BMS is also known as stomatodynia and the International Association for the Study of Pain has defined it as “all forms of burning sensation in the mouth, including complaints described as stinging sensation or pain, in association with an oral mucosa that appears clinically normal in the absence of local or systemic diseases or alterations.”[4]

BMS largely occurs as a chronic burning painful condition of the tongue (glossodynia) in peri-/post-menopausal women with or without dryness of mouth (xerostomia). Its prevalence is estimated as 18-33% in postmenopausal women.[2] Misra et al. also report nearly 21% of 105 postmenopausal women having BMS; a fairly high prevalence.[3]

There may be other associated “dynia” or painful conditions like vulvostomatodynia.[5] Since both BMS and vulvodynia occur more frequently in menopausal women, estrogen deficiency could be considered as a common pathological mechanism of these clinical conditions. Estrogen receptors are also identified in both the tongue and the vaginal mucosa besides having microscopic similarity.[67] However, hormone replacement therapy (HRT) has not been majorly found to be useful and thus estrogen deficiency is generally not accepted as causal.[8] There are conflicting reports about the use of HRT in menopausal women with BMS.[8] However, there are strong views expressed against the psychogenic nature of BMS at menopause in view of the dramatic drop in sex steroid levels at the menopausal transition.[9]

Currently neuropathic etiology is being evolved as possibly causal for BMS.[1011] Reductions in the number of unmyelinated fibers associated with taste papilla and a reduction in number of intraepithelial fibers have been shown in studies of tongue biopsy from patients of BMS.[1012] Functional MRI (fMRI) studies in limited patients have revealed that patients of BMS may have neurodysregulation of afferent pain stimuli.[13] Some studies have hinted at genetic component based on a higher prevalence of BMS in high tasters.[14]

Studies have also been conducted on saliva as hyposalivosis or dry mouth (xerostomia) may be a part of BMS. Salivary glands also have estrogen receptors.[8] Salivary secretion flow rate and its biochemical composition in postmenopausal women before and during HRT have been detailed.[8] However; even here there is a lack of convincing evidence for the therapeutic role of HRT in xerostomia.

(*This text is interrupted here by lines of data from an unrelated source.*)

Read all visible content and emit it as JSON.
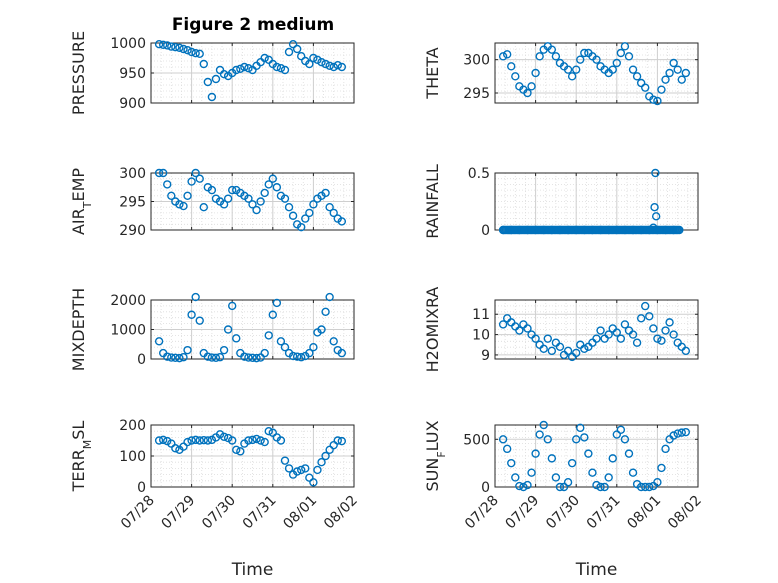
{
  "title": "Figure 2 medium",
  "xlabel": "Time",
  "x_ticks": [
    "07/28",
    "07/29",
    "07/30",
    "07/31",
    "08/01",
    "08/02"
  ],
  "marker_color": "#0072BD",
  "chart_data": [
    {
      "type": "scatter",
      "ylabel": "PRESSURE",
      "ylim": [
        900,
        1000
      ],
      "yticks": [
        "900",
        "950",
        "1000"
      ],
      "x": [
        0.2,
        0.3,
        0.4,
        0.5,
        0.6,
        0.7,
        0.8,
        0.9,
        1.0,
        1.1,
        1.2,
        1.3,
        1.4,
        1.5,
        1.6,
        1.7,
        1.8,
        1.9,
        2.0,
        2.1,
        2.2,
        2.3,
        2.4,
        2.5,
        2.6,
        2.7,
        2.8,
        2.9,
        3.0,
        3.1,
        3.2,
        3.3,
        3.4,
        3.5,
        3.6,
        3.7,
        3.8,
        3.9,
        4.0,
        4.1,
        4.2,
        4.3,
        4.4,
        4.5,
        4.6,
        4.7
      ],
      "y": [
        998,
        997,
        996,
        994,
        993,
        992,
        990,
        988,
        985,
        983,
        982,
        965,
        935,
        910,
        940,
        955,
        948,
        945,
        950,
        955,
        957,
        960,
        958,
        955,
        962,
        968,
        975,
        972,
        965,
        960,
        958,
        955,
        985,
        998,
        990,
        978,
        970,
        965,
        975,
        972,
        968,
        965,
        962,
        960,
        963,
        960
      ]
    },
    {
      "type": "scatter",
      "ylabel": "THETA",
      "ylim": [
        293.5,
        302.5
      ],
      "yticks": [
        "295",
        "300"
      ],
      "x": [
        0.2,
        0.3,
        0.4,
        0.5,
        0.6,
        0.7,
        0.8,
        0.9,
        1.0,
        1.1,
        1.2,
        1.3,
        1.4,
        1.5,
        1.6,
        1.7,
        1.8,
        1.9,
        2.0,
        2.1,
        2.2,
        2.3,
        2.4,
        2.5,
        2.6,
        2.7,
        2.8,
        2.9,
        3.0,
        3.1,
        3.2,
        3.3,
        3.4,
        3.5,
        3.6,
        3.7,
        3.8,
        3.9,
        4.0,
        4.1,
        4.2,
        4.3,
        4.4,
        4.5,
        4.6,
        4.7
      ],
      "y": [
        300.5,
        300.8,
        299,
        297.5,
        296,
        295.5,
        295,
        296,
        298,
        300.5,
        301.5,
        302,
        301.5,
        300.5,
        299.5,
        299,
        298.5,
        297.5,
        298.5,
        300,
        301,
        301,
        300.5,
        300,
        299,
        298.5,
        298,
        298.5,
        299.5,
        301,
        302,
        300.5,
        298.5,
        297.5,
        296.5,
        295.8,
        294.5,
        294,
        293.8,
        295.5,
        297,
        298,
        299.5,
        298.5,
        297,
        298
      ]
    },
    {
      "type": "scatter",
      "ylabel": "AIR_TEMP",
      "ylim": [
        290,
        300
      ],
      "yticks": [
        "290",
        "295",
        "300"
      ],
      "x": [
        0.2,
        0.3,
        0.4,
        0.5,
        0.6,
        0.7,
        0.8,
        0.9,
        1.0,
        1.1,
        1.2,
        1.3,
        1.4,
        1.5,
        1.6,
        1.7,
        1.8,
        1.9,
        2.0,
        2.1,
        2.2,
        2.3,
        2.4,
        2.5,
        2.6,
        2.7,
        2.8,
        2.9,
        3.0,
        3.1,
        3.2,
        3.3,
        3.4,
        3.5,
        3.6,
        3.7,
        3.8,
        3.9,
        4.0,
        4.1,
        4.2,
        4.3,
        4.4,
        4.5,
        4.6,
        4.7
      ],
      "y": [
        300,
        300,
        298,
        296,
        295,
        294.5,
        294.2,
        296,
        298.5,
        300,
        299,
        294,
        297.5,
        297,
        295.5,
        295,
        294.5,
        295.5,
        297,
        297,
        296.5,
        296,
        295.5,
        294.5,
        293.5,
        295,
        296.5,
        298,
        299,
        297.5,
        296,
        295.5,
        294,
        292.5,
        291,
        290.5,
        292,
        293,
        294.5,
        295.5,
        296,
        296.5,
        294,
        293,
        292,
        291.5
      ]
    },
    {
      "type": "scatter",
      "ylabel": "RAINFALL",
      "ylim": [
        0,
        0.5
      ],
      "yticks": [
        "0",
        "0.5"
      ],
      "x": [
        0.2,
        0.4,
        0.6,
        0.8,
        1.0,
        1.2,
        1.4,
        1.6,
        1.8,
        2.0,
        2.2,
        2.4,
        2.6,
        2.8,
        3.0,
        3.2,
        3.4,
        3.6,
        3.8,
        3.9,
        3.93,
        3.95,
        3.97,
        4.0,
        4.2,
        4.4
      ],
      "y": [
        0,
        0,
        0,
        0,
        0,
        0,
        0,
        0,
        0,
        0,
        0,
        0,
        0,
        0,
        0,
        0,
        0,
        0,
        0,
        0.02,
        0.2,
        0.5,
        0.12,
        0,
        0,
        0
      ]
    },
    {
      "type": "scatter",
      "ylabel": "MIXDEPTH",
      "ylim": [
        0,
        2000
      ],
      "yticks": [
        "0",
        "1000",
        "2000"
      ],
      "x": [
        0.2,
        0.3,
        0.4,
        0.5,
        0.6,
        0.7,
        0.8,
        0.9,
        1.0,
        1.1,
        1.2,
        1.3,
        1.4,
        1.5,
        1.6,
        1.7,
        1.8,
        1.9,
        2.0,
        2.1,
        2.2,
        2.3,
        2.4,
        2.5,
        2.6,
        2.7,
        2.8,
        2.9,
        3.0,
        3.1,
        3.2,
        3.3,
        3.4,
        3.5,
        3.6,
        3.7,
        3.8,
        3.9,
        4.0,
        4.1,
        4.2,
        4.3,
        4.4,
        4.5,
        4.6,
        4.7
      ],
      "y": [
        600,
        200,
        80,
        50,
        40,
        30,
        60,
        300,
        1500,
        2100,
        1300,
        200,
        80,
        50,
        40,
        60,
        300,
        1000,
        1800,
        700,
        200,
        80,
        50,
        40,
        30,
        50,
        200,
        800,
        1500,
        1900,
        600,
        400,
        200,
        100,
        80,
        60,
        100,
        200,
        400,
        900,
        1000,
        1600,
        2100,
        600,
        300,
        200
      ]
    },
    {
      "type": "scatter",
      "ylabel": "H2OMIXRA",
      "ylim": [
        8.8,
        11.7
      ],
      "yticks": [
        "9",
        "10",
        "11"
      ],
      "x": [
        0.2,
        0.3,
        0.4,
        0.5,
        0.6,
        0.7,
        0.8,
        0.9,
        1.0,
        1.1,
        1.2,
        1.3,
        1.4,
        1.5,
        1.6,
        1.7,
        1.8,
        1.9,
        2.0,
        2.1,
        2.2,
        2.3,
        2.4,
        2.5,
        2.6,
        2.7,
        2.8,
        2.9,
        3.0,
        3.1,
        3.2,
        3.3,
        3.4,
        3.5,
        3.6,
        3.7,
        3.8,
        3.9,
        4.0,
        4.1,
        4.2,
        4.3,
        4.4,
        4.5,
        4.6,
        4.7
      ],
      "y": [
        10.5,
        10.8,
        10.6,
        10.4,
        10.2,
        10.5,
        10.3,
        10.0,
        9.8,
        9.5,
        9.3,
        9.8,
        9.2,
        9.6,
        9.4,
        9.0,
        9.2,
        8.9,
        9.1,
        9.5,
        9.3,
        9.4,
        9.6,
        9.8,
        10.2,
        9.8,
        10.0,
        10.3,
        10.1,
        9.8,
        10.5,
        10.2,
        10.0,
        9.6,
        10.8,
        11.4,
        10.9,
        10.3,
        9.8,
        9.7,
        10.2,
        10.6,
        10.0,
        9.6,
        9.4,
        9.2
      ]
    },
    {
      "type": "scatter",
      "ylabel": "TERR_MSL",
      "ylim": [
        0,
        200
      ],
      "yticks": [
        "0",
        "100",
        "200"
      ],
      "x": [
        0.2,
        0.3,
        0.4,
        0.5,
        0.6,
        0.7,
        0.8,
        0.9,
        1.0,
        1.1,
        1.2,
        1.3,
        1.4,
        1.5,
        1.6,
        1.7,
        1.8,
        1.9,
        2.0,
        2.1,
        2.2,
        2.3,
        2.4,
        2.5,
        2.6,
        2.7,
        2.8,
        2.9,
        3.0,
        3.1,
        3.2,
        3.3,
        3.4,
        3.5,
        3.6,
        3.7,
        3.8,
        3.9,
        4.0,
        4.1,
        4.2,
        4.3,
        4.4,
        4.5,
        4.6,
        4.7
      ],
      "y": [
        150,
        152,
        148,
        140,
        125,
        120,
        130,
        145,
        150,
        152,
        150,
        151,
        150,
        152,
        160,
        170,
        162,
        158,
        150,
        120,
        115,
        140,
        150,
        152,
        155,
        150,
        145,
        180,
        175,
        160,
        150,
        85,
        60,
        40,
        50,
        55,
        60,
        30,
        15,
        55,
        80,
        100,
        120,
        135,
        150,
        148
      ]
    },
    {
      "type": "scatter",
      "ylabel": "SUN_FLUX",
      "ylim": [
        0,
        650
      ],
      "yticks": [
        "0",
        "500"
      ],
      "x": [
        0.2,
        0.3,
        0.4,
        0.5,
        0.6,
        0.7,
        0.8,
        0.9,
        1.0,
        1.1,
        1.2,
        1.3,
        1.4,
        1.5,
        1.6,
        1.7,
        1.8,
        1.9,
        2.0,
        2.1,
        2.2,
        2.3,
        2.4,
        2.5,
        2.6,
        2.7,
        2.8,
        2.9,
        3.0,
        3.1,
        3.2,
        3.3,
        3.4,
        3.5,
        3.6,
        3.7,
        3.8,
        3.9,
        4.0,
        4.1,
        4.2,
        4.3,
        4.4,
        4.5,
        4.6,
        4.7
      ],
      "y": [
        500,
        400,
        250,
        100,
        10,
        0,
        20,
        150,
        350,
        550,
        650,
        500,
        300,
        100,
        0,
        0,
        50,
        250,
        500,
        620,
        520,
        350,
        150,
        20,
        0,
        0,
        100,
        300,
        550,
        600,
        500,
        350,
        150,
        30,
        0,
        0,
        0,
        10,
        50,
        200,
        400,
        500,
        540,
        560,
        570,
        575
      ]
    }
  ]
}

In view of uncertain etiology and a lack of definite criteria of diagnosis of BMS, treatment remains empirical. Misra et al. quotes a study of Geri Forte in 75 postmenopausal women with symptoms of burning mouth; 47 of these were symptom free at the end of 6-week treatment. One would like to also know about the safety of the formulation in view of its herbo-mineral composition. In a recent double blind placebo-controlled study of Catuama (a formulation of multiple plants from Brazil), a significant reduction was observed in the symptoms of BMS.[15]

In an extensive systematic review of drugs used for treatment of BMS, the authors detail effectiveness and safety of several interventions that include local anesthetics, antidepressants, benzodiazepines, topical clonazepam, benzydamine hydrochloride, dietary supplements, and hormone replacement therapy (HRT) in postmenopausal women.[2] Outcome of cognitive behavioral therapy (CBT) is also reviewed. However, the authors mention that no good-quality studies for CBT were found. A randomized placebo-controlled study of topical clonazepam showed significant benefit with treatment compared to placebo in patients having BMS.[16]

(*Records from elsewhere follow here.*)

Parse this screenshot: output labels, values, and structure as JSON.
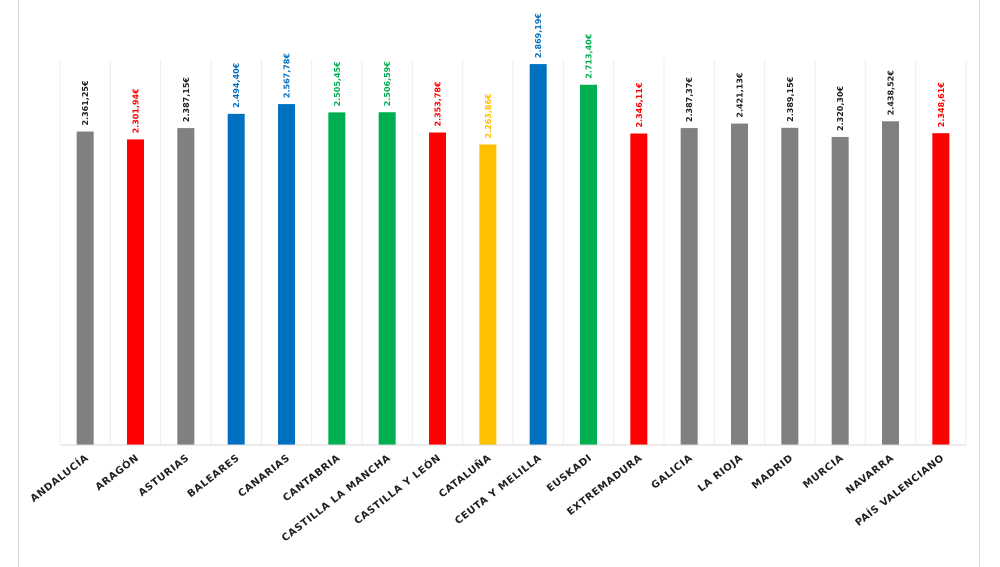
{
  "chart_data": {
    "type": "bar",
    "title": "",
    "xlabel": "",
    "ylabel": "",
    "ylim": [
      0,
      2900
    ],
    "grid": "vertical-separators",
    "categories": [
      "ANDALUCÍA",
      "ARAGÓN",
      "ASTURIAS",
      "BALEARES",
      "CANARIAS",
      "CANTABRIA",
      "CASTILLA LA MANCHA",
      "CASTILLA Y LEÓN",
      "CATALUÑA",
      "CEUTA Y MELILLA",
      "EUSKADI",
      "EXTREMADURA",
      "GALICIA",
      "LA RIOJA",
      "MADRID",
      "MURCIA",
      "NAVARRA",
      "PAÍS VALENCIANO"
    ],
    "values": [
      2361.25,
      2301.94,
      2387.15,
      2494.4,
      2567.78,
      2505.45,
      2506.59,
      2353.78,
      2263.86,
      2869.19,
      2713.4,
      2346.11,
      2387.37,
      2421.13,
      2389.15,
      2320.3,
      2438.52,
      2348.61
    ],
    "value_labels": [
      "2.361,25€",
      "2.301,94€",
      "2.387,15€",
      "2.494,40€",
      "2.567,78€",
      "2.505,45€",
      "2.506,59€",
      "2.353,78€",
      "2.263,86€",
      "2.869,19€",
      "2.713,40€",
      "2.346,11€",
      "2.387,37€",
      "2.421,13€",
      "2.389,15€",
      "2.320,30€",
      "2.438,52€",
      "2.348,61€"
    ],
    "colors": [
      "#808080",
      "#ff0000",
      "#808080",
      "#0070c0",
      "#0070c0",
      "#00b050",
      "#00b050",
      "#ff0000",
      "#ffc000",
      "#0070c0",
      "#00b050",
      "#ff0000",
      "#808080",
      "#808080",
      "#808080",
      "#808080",
      "#808080",
      "#ff0000"
    ],
    "label_colors": [
      "#1f1f1f",
      "#ff0000",
      "#1f1f1f",
      "#0070c0",
      "#0070c0",
      "#00b050",
      "#00b050",
      "#ff0000",
      "#ffc000",
      "#0070c0",
      "#00b050",
      "#ff0000",
      "#1f1f1f",
      "#1f1f1f",
      "#1f1f1f",
      "#1f1f1f",
      "#1f1f1f",
      "#ff0000"
    ]
  }
}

In conclusion, though BMS is prevalent in menopausal women, approaches for evaluation and management are still not standardized as etiology remains enigmatic. There is also a great scope for well-designed clinical studies using reverse pharmacological approach[17] for evaluating alternative therapeutic modalities from AYUSH and traditional systems of medicine in treatment of the syndrome.